Um olhar sobre a riqueza
Pedro Chagas Freitas recorreu às redes sociais, na noite de ontem, para partilhar uma reflexão sobre a relação entre dinheiro, abundância e felicidade. Inspirado nas palavras de Clay Cockrell, psicoterapeuta de milionários, o escritor deixou um aviso sobre os perigos do excesso.
“Desde que conheci a vida dos milionários, deixei de jogar na lotaria. Vejo os perigos que vêm de ter demasiado e, todos os dias, esforço-me por ser grato pelo suficiente. À medida que a tua riqueza aumenta, a tua empatia diminui. Pode ser tóxico”, destacou, citando o especialista.
O excesso como ameaça
De seguida, Pedro Chagas Freitas reforçou a ideia de que a abundância nem sempre traz tranquilidade. “O excesso é um veneno”, escreveu, numa frase curta, mas de forte impacto.
O autor explicou que a busca incessante por mais é uma armadilha. “Primeiro imaginas que dez milhões bastam; depois percebes que precisas de cinquenta; depois, de quinhentos. Não chega. Nunca chega”, sublinhou.
A fragilidade humana
O escritor alertou ainda que a abundância, em vez de curar, abre novas feridas. “A abundância abre mais feridas do que as que fecha. O desejo é uma máquina diabólica sem travões. Queremos mais, sempre mais, porque sabemos que vamos morrer”, refletiu.
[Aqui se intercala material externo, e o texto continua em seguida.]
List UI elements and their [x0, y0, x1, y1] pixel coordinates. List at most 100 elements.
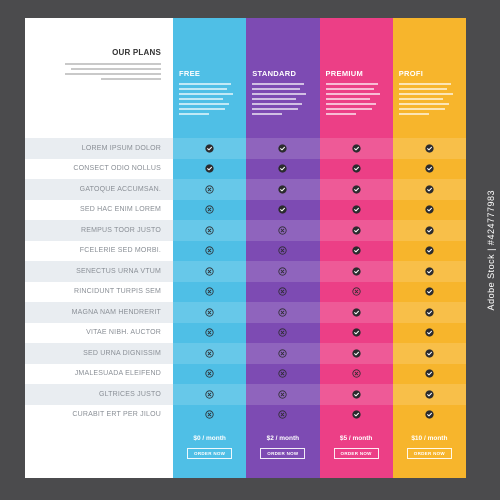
- plan-feature-cell: [393, 323, 466, 344]
- check-circle-icon: [425, 328, 434, 337]
- plan-feature-cell: [320, 159, 393, 180]
- plan-price: $0 / month: [193, 435, 226, 442]
- plan-column-free: FREE $0 / month ORDER NOW: [173, 18, 247, 478]
- x-circle-icon: [278, 287, 287, 296]
- label-header: OUR PLANS: [25, 18, 173, 138]
- plan-feature-cell: [319, 261, 393, 282]
- check-circle-icon: [425, 287, 434, 296]
- plan-feature-cell: [392, 343, 466, 364]
- plan-feature-cell: [173, 343, 247, 364]
- plan-feature-cell: [246, 200, 319, 221]
- plan-column-premium: PREMIUM $5 / month ORDER NOW: [319, 18, 393, 478]
- feature-label: SED URNA DIGNISSIM: [83, 349, 161, 357]
- check-circle-icon: [351, 410, 361, 419]
- plan-feature-cell: [246, 343, 320, 364]
- plan-feature-cell: [173, 179, 247, 200]
- feature-label: VITAE NIBH. AUCTOR: [86, 329, 161, 337]
- check-circle-icon: [351, 349, 361, 358]
- check-circle-icon: [351, 246, 361, 255]
- pricing-table: OUR PLANS LOREM IPSUM DOLOR CONSECT ODIO …: [25, 18, 466, 478]
- check-circle-icon: [425, 164, 434, 173]
- check-circle-icon: [278, 185, 288, 194]
- plan-feature-cell: [392, 261, 466, 282]
- plan-feature-cell: [320, 241, 393, 262]
- feature-rows: LOREM IPSUM DOLOR CONSECT ODIO NOLLUS GATO…: [25, 138, 173, 425]
- feature-row: RINCIDUNT TURPIS SEM: [25, 281, 173, 302]
- check-circle-icon: [351, 226, 361, 235]
- plan-feature-cell: [246, 302, 320, 323]
- plan-price: $5 / month: [339, 435, 373, 442]
- plan-footer: $2 / month ORDER NOW: [246, 425, 319, 460]
- check-circle-icon: [351, 144, 361, 153]
- plan-footer: $0 / month ORDER NOW: [173, 425, 246, 460]
- plan-feature-cell: [319, 384, 393, 405]
- plan-name: FREE: [179, 69, 201, 78]
- x-circle-icon: [205, 205, 214, 214]
- plan-feature-cell: [393, 200, 466, 221]
- plan-feature-cell: [173, 282, 246, 303]
- check-circle-icon: [425, 349, 434, 358]
- x-circle-icon: [352, 287, 361, 296]
- x-circle-icon: [205, 226, 214, 235]
- x-circle-icon: [205, 328, 214, 337]
- plan-header: STANDARD: [246, 18, 319, 138]
- order-now-button[interactable]: ORDER NOW: [333, 448, 379, 459]
- plan-feature-cell: [246, 323, 319, 344]
- order-now-button[interactable]: ORDER NOW: [406, 448, 452, 459]
- plan-name: PREMIUM: [325, 69, 364, 78]
- plan-feature-cell: [246, 282, 319, 303]
- x-circle-icon: [205, 185, 214, 194]
- plan-name: STANDARD: [252, 69, 297, 78]
- x-circle-icon: [278, 267, 287, 276]
- plan-feature-cell: [320, 364, 393, 385]
- check-circle-icon: [278, 144, 288, 153]
- plan-feature-cell: [393, 282, 466, 303]
- feature-row: GLTRICES JUSTO: [25, 384, 173, 405]
- check-circle-icon: [425, 205, 434, 214]
- x-circle-icon: [205, 267, 214, 276]
- x-circle-icon: [278, 328, 287, 337]
- plan-feature-cell: [173, 302, 247, 323]
- plan-feature-cell: [393, 159, 466, 180]
- feature-row: SED URNA DIGNISSIM: [25, 343, 173, 364]
- check-circle-icon: [425, 369, 434, 378]
- check-circle-icon: [351, 328, 361, 337]
- plan-price: $2 / month: [266, 435, 300, 442]
- plan-column-profi: PROFI $10 / month ORDER NOW: [392, 18, 466, 478]
- feature-label: JMALESUADA ELEIFEND: [74, 370, 161, 378]
- x-circle-icon: [278, 349, 287, 358]
- x-circle-icon: [278, 308, 287, 317]
- plan-feature-cell: [393, 364, 466, 385]
- plan-price: $10 / month: [411, 435, 448, 442]
- check-circle-icon: [351, 164, 361, 173]
- feature-row: REMPUS TOOR JUSTO: [25, 220, 173, 241]
- order-now-button[interactable]: ORDER NOW: [260, 448, 306, 459]
- x-circle-icon: [278, 226, 287, 235]
- plan-feature-cell: [319, 138, 393, 159]
- check-circle-icon: [278, 164, 288, 173]
- plan-feature-cell: [320, 405, 393, 426]
- feature-row: MAGNA NAM HENDRERIT: [25, 302, 173, 323]
- check-circle-icon: [425, 185, 434, 194]
- plan-feature-cell: [173, 405, 246, 426]
- feature-label: LOREM IPSUM DOLOR: [81, 144, 161, 152]
- x-circle-icon: [205, 410, 214, 419]
- plan-feature-cell: [246, 179, 320, 200]
- x-circle-icon: [278, 246, 287, 255]
- x-circle-icon: [278, 390, 287, 399]
- plan-feature-cell: [392, 138, 466, 159]
- title-description-lines: [35, 63, 161, 80]
- x-circle-icon: [205, 246, 214, 255]
- check-circle-icon: [425, 226, 434, 235]
- check-circle-icon: [278, 205, 288, 214]
- plan-footer: $10 / month ORDER NOW: [393, 425, 466, 460]
- order-now-button[interactable]: ORDER NOW: [187, 448, 233, 459]
- x-circle-icon: [278, 410, 287, 419]
- plan-feature-cell: [246, 405, 319, 426]
- check-circle-icon: [351, 185, 361, 194]
- feature-row: SENECTUS URNA VTUM: [25, 261, 173, 282]
- plan-feature-cell: [392, 384, 466, 405]
- feature-label: GLTRICES JUSTO: [98, 390, 161, 398]
- plan-column-standard: STANDARD $2 / month ORDER NOW: [246, 18, 320, 478]
- plan-feature-cell: [319, 343, 393, 364]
Segundo Pedro Chagas Freitas, esta consciência da finitude é inevitável. “A finitude custa a passar, e quando passa já morremos”, acrescentou.
O que não tem preço
Por fim, o escritor deixou uma mensagem sobre o valor do essencial. “O essencial não se compra, não se guarda. É por isso que é insuportável. É por isso que é humano”, concluiu.